For centuries, spiritual practices meant seated meditations, and steady, controlled breaths: rituals which help us draw from the exterior and look within. Now, however, in a tech-crazed era, we could get a feeling of spirit using small icons on our phones.
Nearly 1,000 meditation programs are now available, with large players such as Headspace ushering in 16 million downloads as of last year and raising almost $100 million in investments. Others such as Calm, Insight Timer, and Aura will also be encouraging huge numbers of individuals through every stage of the meditation journeys. This rise of meditation programs, and app culture generally (in the last month, 2.2 million mobile apps were available for iOS download), has generated far from niche spiritual offerings to appear on our screens too. Golden Thread Tarot enables users "mirror the digital experience with the physical" by programming their tarot decks into a mobile variant they can call on at any time. ILuna allows downloaders monitor the moon during its stages and provides guidance about the best way to live in greater communion with this natural cycle. Most recently came Co-Star, a sleek astrology app which enables users to get their natal charts and compare them with their friends'. When it first launched late last year, it repeatedly crashed due to demand--over 1,000 downloads an hour at times. The app, which uses NASA data to generate personalized daily horoscopes, continues to appeal to millennials craving a new wave of astrology: one that is easily accessible, stylish, and shareable.
Banu Guler, one of the app's co-creators, says that, unlike other forms of social media that can spur feelings of jealousy and insecurity, Co-Star can help people relate to one another from a more authentic, stripped-down place. "These days, people are using astrology to talk about who they are and how they're different from others in a super-nonthreatening way," she tells mbg.
When asked how she felt about the increasing digitization of age-old practices like astrology, Guler said that she thought it was only the beginning. "When people are getting their iPhones fixed, they almost look like broken humans. Technology is touching every aspect of our lives; it is merely a matter of time until everything becomes a sort of technological variant of itself"
Technology can overwhelm us; that much has been proved. A constant ping of emails, texts, and notifications is not conducive to any kind of mindfulness. There's certainly irony in the idea that the very thing that is stressing us out is also becoming a means of reprieve and reconnection. But maybe it's not always a bad thing.

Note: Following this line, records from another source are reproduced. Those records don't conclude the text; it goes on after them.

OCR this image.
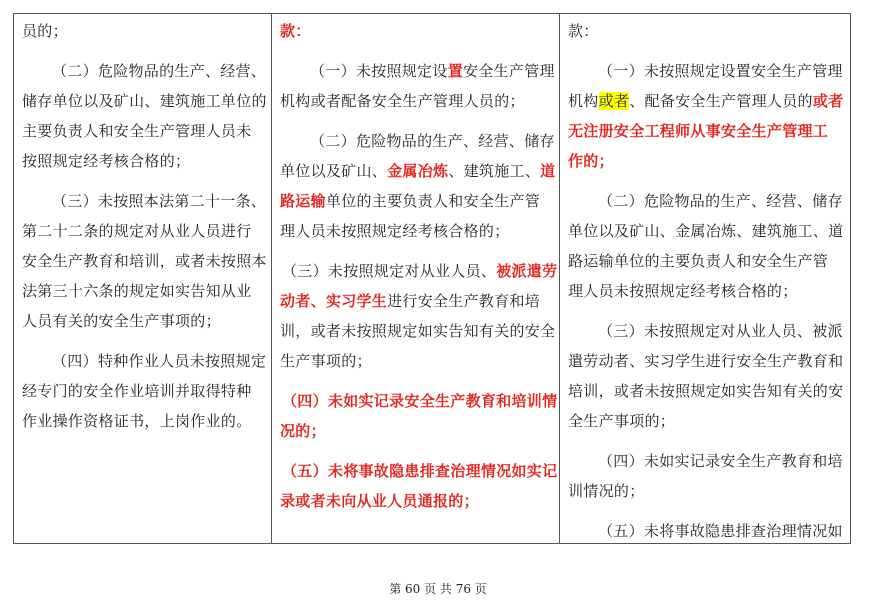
员的；
（二）危险物品的生产、经营、
储存单位以及矿山、建筑施工单位的
主要负责人和安全生产管理人员未
按照规定经考核合格的；
（三）未按照本法第二十一条、
第二十二条的规定对从业人员进行
安全生产教育和培训，或者未按照本
法第三十六条的规定如实告知从业
人员有关的安全生产事项的；
（四）特种作业人员未按照规定
经专门的安全作业培训并取得特种
作业操作资格证书，上岗作业的。
款：
（一）未按照规定设置安全生产管理
机构或者配备安全生产管理人员的；
（二）危险物品的生产、经营、储存
单位以及矿山、金属冶炼、建筑施工、道
路运输单位的主要负责人和安全生产管
理人员未按照规定经考核合格的；
（三）未按照规定对从业人员、被派遣劳
动者、实习学生进行安全生产教育和培
训，或者未按照规定如实告知有关的安全
生产事项的；
（四）未如实记录安全生产教育和培训情
况的；
（五）未将事故隐患排查治理情况如实记
录或者未向从业人员通报的；
款：
（一）未按照规定设置安全生产管理
机构或者、配备安全生产管理人员的或者
无注册安全工程师从事安全生产管理工
作的；
（二）危险物品的生产、经营、储存
单位以及矿山、金属冶炼、建筑施工、道
路运输单位的主要负责人和安全生产管
理人员未按照规定经考核合格的；
（三）未按照规定对从业人员、被派
遣劳动者、实习学生进行安全生产教育和
培训，或者未按照规定如实告知有关的安
全生产事项的；
（四）未如实记录安全生产教育和培
训情况的；
（五）未将事故隐患排查治理情况如
第 60 页 共 76 页
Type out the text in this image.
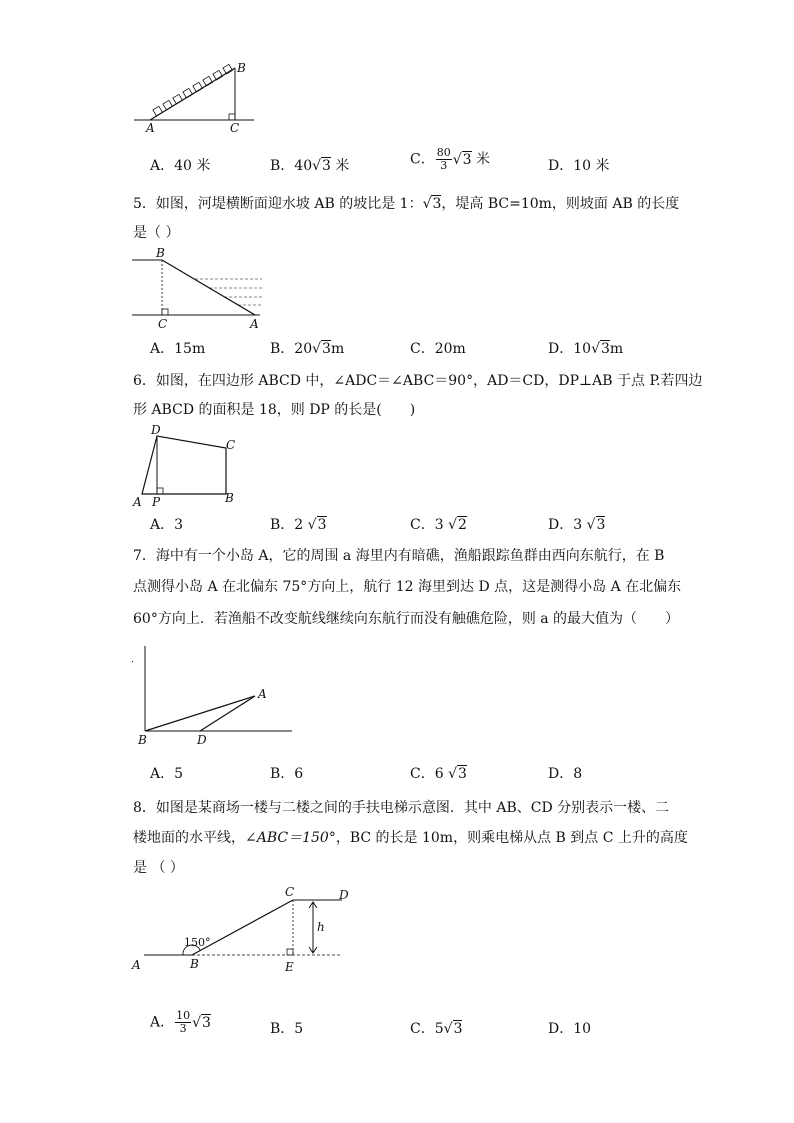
A
B
C
A．40 米	B．40√3 米	C． $\frac{80}{3} √3$ 米	D．10 米
5．如图，河堤横断面迎水坡 AB 的坡比是 1：√3，堤高 BC=10m，则坡面 AB 的长度
是（ ）
B
C	A
A．15m	B．20√3m	C．20m	D．10√3m
6．如图，在四边形 ABCD 中，∠ADC＝∠ABC＝90°，AD＝CD，DP⊥AB 于点 P.若四边
形 ABCD 的面积是 18，则 DP 的长是(　　)
D
C
A P	B
A．3	B．2 √3	C．3 √2	D．3 √3
7．海中有一个小岛 A，它的周围 a 海里内有暗礁，渔船跟踪鱼群由西向东航行，在 B
点测得小岛 A 在北偏东 75°方向上，航行 12 海里到达 D 点，这是测得小岛 A 在北偏东
60°方向上．若渔船不改变航线继续向东航行而没有触礁危险，则 a 的最大值为（　　）
A
B	D
A．5	B．6	C．6 √3	D．8
8．如图是某商场一楼与二楼之间的手扶电梯示意图．其中 AB、CD 分别表示一楼、二
楼地面的水平线，∠ABC＝150°，BC 的长是 10m，则乘电梯从点 B 到点 C 上升的高度
是 （ ）
150°
A	B
C	D
E
h
A． $\frac{10}{3} √3$	B．5	C．5√3	D．10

After downloading Co-Star a few weeks ago, I found value in it immediately, but not in the way I was expecting. While reading through my daily horoscope in the morning was an entertaining way to start the day, it started to make me anxious for the hours that lay ahead. When I saw"challenges" pop up in my forecast, it was like a roadblock had appeared before I had even left my flat. But, reading my horoscope at night provided a sort of frame for reflection. It forced me to consider what had transpired across my home, social, and work life more than I likely would have otherwise. This manner, it has turned into a bit like a diary or gratitude practice--gradually winding down to examine what had occurred, then discharge it.
When used like this -- judiciously and in comparison to other, IRL soulful practices -- religious programs may add 21st-century advantage to a few of our most cherished and strong practices. But, technology still retains an inherent risk and apps can easily strip a religious practice into something unrecognizable. Like all other technology, they will need to be used responsibly, as a backup but not a crutch. So proceed and use your telephone to pull a tarot spread or have a look at your date's rising sign, but perhaps consider turning it on plane mode afterward.